Im Mannheimer Riss Engelhorn Museum wird die Gernsheim Collection gezeigt mit Meilensteinen der Fotogeschichte. Und auch mit einem Sensationsbild, das nur selten gezeigt wird: der ersten offiziellen Fotografie der Kulturgeschichte mit Joseph Nicephore Niepces Blick aus dem Fenster bei Le Gras von 1826.

Von Christian Gampert | 08.09.2012
    Die Ausstellung ist inszeniert wie eine langsame Annäherung ans Allerheiligste: Über die verschiedenen Kapitel und Bildgenres wie Porträt, Stillleben, Bildjournalismus, Dokumentarismus, Ethnofotografie, Stadt und Landschaft geht man dem Anfang des Mediums entgegen, der ersten Fotografie der Welt – dem "Blick aus dem Fenster in Le Gras" von Joseph Nicéphore Niépce aus dem Jahr 1826.

    Es handelt sich um eine Heliografie - zu Deutsch: Sonnenzeichnung -, die im letzten, stark abgedunkelten Raum wie auf einem Hauptaltar zentral dargeboten wird.

    Wenn man ganz ehrlich ist, muss man zugeben, dass man zunächst gar nicht so viel sieht. Es bedarf der meditativen Versenkung, man muss den richtigen Blickwinkel finden, leicht seitlich von oben zumeist, um die schemenhaften Umrisse eines Gehöfts zu erkennen. Das Motiv ist als "Direktpositiv" auf einer Zinnplatte fixiert, erklärt Kuratorin Stephanie Oeben.

    "Diese Zinnplatte hat Niepce mit Asphalt beschichtet und dann dem Sonnenlicht ausgesetzt in einer Kamera. Und das Sonnenlicht hat eben den Asphalt ausgehärtet. Und die nicht belichteten Stellen konnten aber hinterher wieder in einer Lösung aus Terpentin und Lavendelöl abgewaschen werden. Und das ist eben dieses Direktpositiv, das nicht vervielfältigt werden kann, und das sehen wir hier in der Ausstellung."

    In der Digitalepoche wirkt so etwas wie ein Relikt aus uralten Zeiten. Und es stellt sich beim Betrachter dann doch so etwas wie Demut und Achtung ein vor diesem Erfindergeist, der die Welt auf Platte bannt.

    Von solchen Gefühlen müssen auch Helmut und Alison Gernsheim beseelt gewesen sein, deren Sammlung historischer Fotografie hier als Konzentrat dargeboten wird. Der als sogenannter Halbjude nach England emigrierte Helmut Gernsheim machte die Heliografie von Niépce 1952 nach jahrelanger Recherche in einem Schrankkoffer in London ausfindig. Und konnte nachweisen, dass sie zwölf Jahre älter war als die erste Daguerrotypie, die bis dahin als Beginn der Fotogeschichte galt.

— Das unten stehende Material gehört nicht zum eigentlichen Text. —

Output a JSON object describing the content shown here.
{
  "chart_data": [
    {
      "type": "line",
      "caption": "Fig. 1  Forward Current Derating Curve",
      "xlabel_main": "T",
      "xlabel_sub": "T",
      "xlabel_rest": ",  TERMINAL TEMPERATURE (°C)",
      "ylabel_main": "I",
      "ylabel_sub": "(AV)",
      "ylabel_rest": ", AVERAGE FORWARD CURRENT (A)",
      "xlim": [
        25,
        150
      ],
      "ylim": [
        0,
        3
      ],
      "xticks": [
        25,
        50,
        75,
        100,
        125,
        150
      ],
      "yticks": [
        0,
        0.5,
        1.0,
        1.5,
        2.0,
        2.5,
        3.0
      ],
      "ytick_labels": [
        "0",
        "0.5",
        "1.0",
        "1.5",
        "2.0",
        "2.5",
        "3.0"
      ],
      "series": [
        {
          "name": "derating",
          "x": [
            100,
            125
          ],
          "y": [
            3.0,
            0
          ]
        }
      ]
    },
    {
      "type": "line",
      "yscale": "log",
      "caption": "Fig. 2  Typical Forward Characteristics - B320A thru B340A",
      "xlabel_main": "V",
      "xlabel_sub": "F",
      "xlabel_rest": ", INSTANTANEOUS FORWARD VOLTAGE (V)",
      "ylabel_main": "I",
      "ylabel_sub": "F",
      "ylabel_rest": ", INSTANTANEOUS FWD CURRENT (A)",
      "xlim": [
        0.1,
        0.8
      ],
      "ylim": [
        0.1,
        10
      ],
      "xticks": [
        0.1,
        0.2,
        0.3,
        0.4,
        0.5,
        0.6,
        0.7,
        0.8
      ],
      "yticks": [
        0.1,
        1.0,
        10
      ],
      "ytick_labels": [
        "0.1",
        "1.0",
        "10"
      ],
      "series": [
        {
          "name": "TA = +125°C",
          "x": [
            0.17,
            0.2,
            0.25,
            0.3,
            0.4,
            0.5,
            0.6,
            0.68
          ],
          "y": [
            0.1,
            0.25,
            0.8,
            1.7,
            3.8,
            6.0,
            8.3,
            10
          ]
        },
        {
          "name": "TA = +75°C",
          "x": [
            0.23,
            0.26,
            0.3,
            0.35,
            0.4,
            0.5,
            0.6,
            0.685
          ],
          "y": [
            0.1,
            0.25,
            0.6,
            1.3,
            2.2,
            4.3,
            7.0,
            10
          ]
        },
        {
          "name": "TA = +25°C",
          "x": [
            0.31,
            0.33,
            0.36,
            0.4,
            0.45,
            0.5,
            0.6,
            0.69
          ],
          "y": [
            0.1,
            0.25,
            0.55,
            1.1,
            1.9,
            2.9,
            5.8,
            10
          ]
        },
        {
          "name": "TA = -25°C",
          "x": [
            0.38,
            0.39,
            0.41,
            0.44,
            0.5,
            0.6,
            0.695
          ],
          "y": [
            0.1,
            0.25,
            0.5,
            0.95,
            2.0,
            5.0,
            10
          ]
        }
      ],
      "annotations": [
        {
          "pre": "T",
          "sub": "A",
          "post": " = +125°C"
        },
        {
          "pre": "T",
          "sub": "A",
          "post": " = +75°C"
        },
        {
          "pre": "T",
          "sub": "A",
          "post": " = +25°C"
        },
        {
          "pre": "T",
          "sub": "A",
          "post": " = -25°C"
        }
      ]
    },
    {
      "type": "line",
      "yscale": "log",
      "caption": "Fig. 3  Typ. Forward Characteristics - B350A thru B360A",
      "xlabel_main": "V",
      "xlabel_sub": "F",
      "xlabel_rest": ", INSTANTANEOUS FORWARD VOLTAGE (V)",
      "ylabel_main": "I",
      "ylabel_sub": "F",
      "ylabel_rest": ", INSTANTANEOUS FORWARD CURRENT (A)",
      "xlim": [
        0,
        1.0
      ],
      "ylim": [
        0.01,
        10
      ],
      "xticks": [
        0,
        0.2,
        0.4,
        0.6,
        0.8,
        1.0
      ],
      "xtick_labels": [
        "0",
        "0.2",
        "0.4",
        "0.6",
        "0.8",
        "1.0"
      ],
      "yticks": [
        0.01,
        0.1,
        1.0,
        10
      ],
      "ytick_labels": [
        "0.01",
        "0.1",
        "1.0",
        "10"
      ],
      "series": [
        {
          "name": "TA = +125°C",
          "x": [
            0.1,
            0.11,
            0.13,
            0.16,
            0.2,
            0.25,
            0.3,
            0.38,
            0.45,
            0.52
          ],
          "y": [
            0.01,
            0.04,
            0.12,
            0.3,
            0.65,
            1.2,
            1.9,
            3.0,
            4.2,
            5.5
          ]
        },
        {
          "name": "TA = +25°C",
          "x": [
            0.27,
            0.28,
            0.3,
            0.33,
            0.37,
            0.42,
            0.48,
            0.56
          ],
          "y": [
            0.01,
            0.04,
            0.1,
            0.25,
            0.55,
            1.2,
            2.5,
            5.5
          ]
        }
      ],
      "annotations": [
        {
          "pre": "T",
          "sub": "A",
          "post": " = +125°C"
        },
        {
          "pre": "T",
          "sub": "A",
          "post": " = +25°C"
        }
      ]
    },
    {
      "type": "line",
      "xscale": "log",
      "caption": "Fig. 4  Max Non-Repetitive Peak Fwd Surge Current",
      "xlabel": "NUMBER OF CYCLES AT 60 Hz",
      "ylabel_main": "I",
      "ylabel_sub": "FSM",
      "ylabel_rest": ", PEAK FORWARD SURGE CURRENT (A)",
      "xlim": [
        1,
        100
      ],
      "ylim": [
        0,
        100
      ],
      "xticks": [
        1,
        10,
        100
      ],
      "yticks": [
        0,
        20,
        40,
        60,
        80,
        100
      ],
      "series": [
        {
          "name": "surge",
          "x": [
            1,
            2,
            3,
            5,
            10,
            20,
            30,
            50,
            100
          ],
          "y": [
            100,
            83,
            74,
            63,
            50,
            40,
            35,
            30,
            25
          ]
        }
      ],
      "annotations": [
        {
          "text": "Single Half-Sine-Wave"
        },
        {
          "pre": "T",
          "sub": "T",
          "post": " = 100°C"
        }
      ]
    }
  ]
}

    Gernsheim selber war ausgebildeter Fotograf, eine wunderbare, übrigens von Aby Warburg in Auftrag gegebene, sich schneckenartig verengende Wendeltreppenansicht aus der Saint-Pauls-Cathedral ist als Beispiel seiner Arbeit ausgestellt. Nach dem Zweiten Weltkrieg aber wurde das Ehepaar Gernsheim derart vom Sammelfieber ergriffen, dass die beiden wirklich massenhaft historische Fotografien kauften, die damals noch billig zu haben waren.

    Allerdings hatten die Sammler einen unbestechlichen Blick: Sie erwarben, vom Piktorialismus bis zu Sachfotografie, Sozialfotografie und Dokumentarismus, nur beste Konvolute epochespezifischer Bildgestaltung.

    Ihre rund 35.000 historischen Originalfotos verkauften die beiden 1963 an die Universität Texas. Die von Helmut Gernsheim später gesammelte zeitgenössische Fotografie kam nach seinem Tod mit etwa 5000 Exemplaren an das Mannheimer Reiss-Engelhorn-Museum.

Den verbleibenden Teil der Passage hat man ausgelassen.